Hospital Association of SA Chief Executive Officer, Dr Dumisani Bomela, says HASA is “perplexed” by the omission of medical skills, in particular nurses and doctors, from the Department of Home Affairs’ recently released Critical Skills List, reports MedicalBrief. HASA, which represents the private hospital sector, urged a government rethink.
As reported in MedicalBrief last week, the latest Home Affairs Critical Skills List, which determines eligibility for a work visa or permanent residence, lists no medical or allied professions as being in short supply.
The previous, Critical Skills draft, list included General Practitioners as a desired skills category, but no longer. from the 101 occupations listed in the final list, registered mental and child and family health nurses, have also been removed. It records a need for nurse educators
In previous iterations of the list, hospital superintendents, general doctors and specialist doctors, hospital and retail pharmacists and nursing professionals had been included on the critical skills listings.
Bomela said that HASA’s presentation last month on the proposed National Health Insurance to the Parliamentary Committee for Health, “made clear how far behind we are in terms of medical skills available and how stalled our production of these skills has become over the years.”
HASA pointed to OECD statistics that show South Africa lags far behind a basket of comparative countries for nurse and doctor numbers per 1,000 inhabitants with ratios of 1.3 (Turkey 2.1; Russia 8.1; Norway 17.8) and 0.8 (Turkey 1.9; New Zealand 3.3; Austria 5.2) respectively. “In the category active medical schools per million inhabitants, South Africa’s ratio of 0.16 similarly lags behind countries like Libya (1.88), Brazil (1.50), and Colombia (1.15), Bomela said.
“Leaving out skills previously included on the critical skills list sends the message that we have overcome the problem we had – but that is simply not the case. It cannot be, as the nursing profession has already long struggled to attract new recruits, a situation that is exacerbated by the amendments to the nurse training curriculum and the accreditation of training facilities that has stalled the numbers of new nurses being trained – in a moment when a significant number of nurses in the profession are already over 50 years of age and will be retiring soon.”
“It is furthermore difficult to reconcile the 2030 Human Resources for Health Strategy which, for instance projects a shortage of 34 000 nurses by 2025 if nothing is done to attract and retain falling numbers of nursing aspirants, with this critical skills list,” said Bomela.
The shortage of nurses and doctors and the slow development of medical skills pose serious questions for healthcare delivery now, and in the future under the proposed universal healthcare service system, said Bomela.
“If anything, in the first two waves of COVID when medical staff were laid low through infections, we came to see very clearly how threadbare our human resources for health are and how vulnerable these shortages make the healthcare system. Nor, frankly, was the vaccine drive left unaffected by the shortage of medical staff – as we know, the vaccine rollout slowed to a trickle at times due to staff shortages.”
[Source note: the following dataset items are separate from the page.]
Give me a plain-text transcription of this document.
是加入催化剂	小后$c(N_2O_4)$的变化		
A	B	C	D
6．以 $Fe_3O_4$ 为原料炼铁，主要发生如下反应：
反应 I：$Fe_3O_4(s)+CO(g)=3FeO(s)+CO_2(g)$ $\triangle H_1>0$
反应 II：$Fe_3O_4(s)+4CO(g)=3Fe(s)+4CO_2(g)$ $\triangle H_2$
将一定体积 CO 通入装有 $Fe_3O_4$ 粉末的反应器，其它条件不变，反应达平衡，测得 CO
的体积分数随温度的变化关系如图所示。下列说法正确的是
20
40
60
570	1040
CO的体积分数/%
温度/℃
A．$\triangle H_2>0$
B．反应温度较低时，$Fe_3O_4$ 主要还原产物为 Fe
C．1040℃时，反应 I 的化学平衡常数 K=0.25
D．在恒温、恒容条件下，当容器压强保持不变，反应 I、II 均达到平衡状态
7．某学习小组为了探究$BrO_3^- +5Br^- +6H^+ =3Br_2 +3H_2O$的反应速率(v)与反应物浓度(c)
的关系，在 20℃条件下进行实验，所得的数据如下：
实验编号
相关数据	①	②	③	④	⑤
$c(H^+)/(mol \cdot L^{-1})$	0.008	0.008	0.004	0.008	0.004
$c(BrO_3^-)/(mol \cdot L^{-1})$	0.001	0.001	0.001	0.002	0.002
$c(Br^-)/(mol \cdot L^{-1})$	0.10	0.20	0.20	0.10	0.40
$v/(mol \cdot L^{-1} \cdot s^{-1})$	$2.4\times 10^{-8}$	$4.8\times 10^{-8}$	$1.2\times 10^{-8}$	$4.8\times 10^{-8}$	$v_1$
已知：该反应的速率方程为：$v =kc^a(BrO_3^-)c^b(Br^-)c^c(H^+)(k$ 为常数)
“Our national situation is clear,” says Bomela, “we are not training enough medical skills to overcome existing dire shortages in doctors and nurses in general, and particularly among specialists and nurses with specialist skills. Already, medical facilities are struggling to fill posts.
“Already, faced with a shortage in this country, the association has had to lobby government to enable members to recruit nurses with specialist skills from overseas. Already, in various parts of the country, specialist skills are in such short supply that waiting lists are lengthening beyond months and into years.
“We must continue to use the critical skills list as an immediate solution to an existing acute problem,” says Bomela, “while we work to overcome our longer term human resources for health crisis.”
HASA called on the government to amend the critical skills list to include medical skills required not only to facilitate critical care, but also to pave the way for the efficient operation of the public health system which is the bedrock for the proposed universal healthcare system.
Attorney and Democratic Alliance Shadow Minister of Labour Michael Bagraim said: “In last week’s SONA, President Cyril Ramaphosa touched on the subject, and at least acknowledged that the critical skills list had not been updated since 2014. However, he said the list followed on from ‘detailed technical work and extensive consultations with business and labour’. The real problem is that the updated list does not contain any medical personnel. The question is answered in the following statement: ‘The updated list reflects the skills that are in shortage today, to ensure that our immigration policy matches the demands of our economy’.
“In essence, the president does not believe that the health of the country has anything to do with the economy. There appears to be a strong inference from the presidential statement at SONA that medical skills need not be taken into account and are secondary to the individuals who will be brought in to try to get the engine room of the economy up and started again. This myopic take of critical skills needed is typical of a government that cannot exercise lateral thought at all.”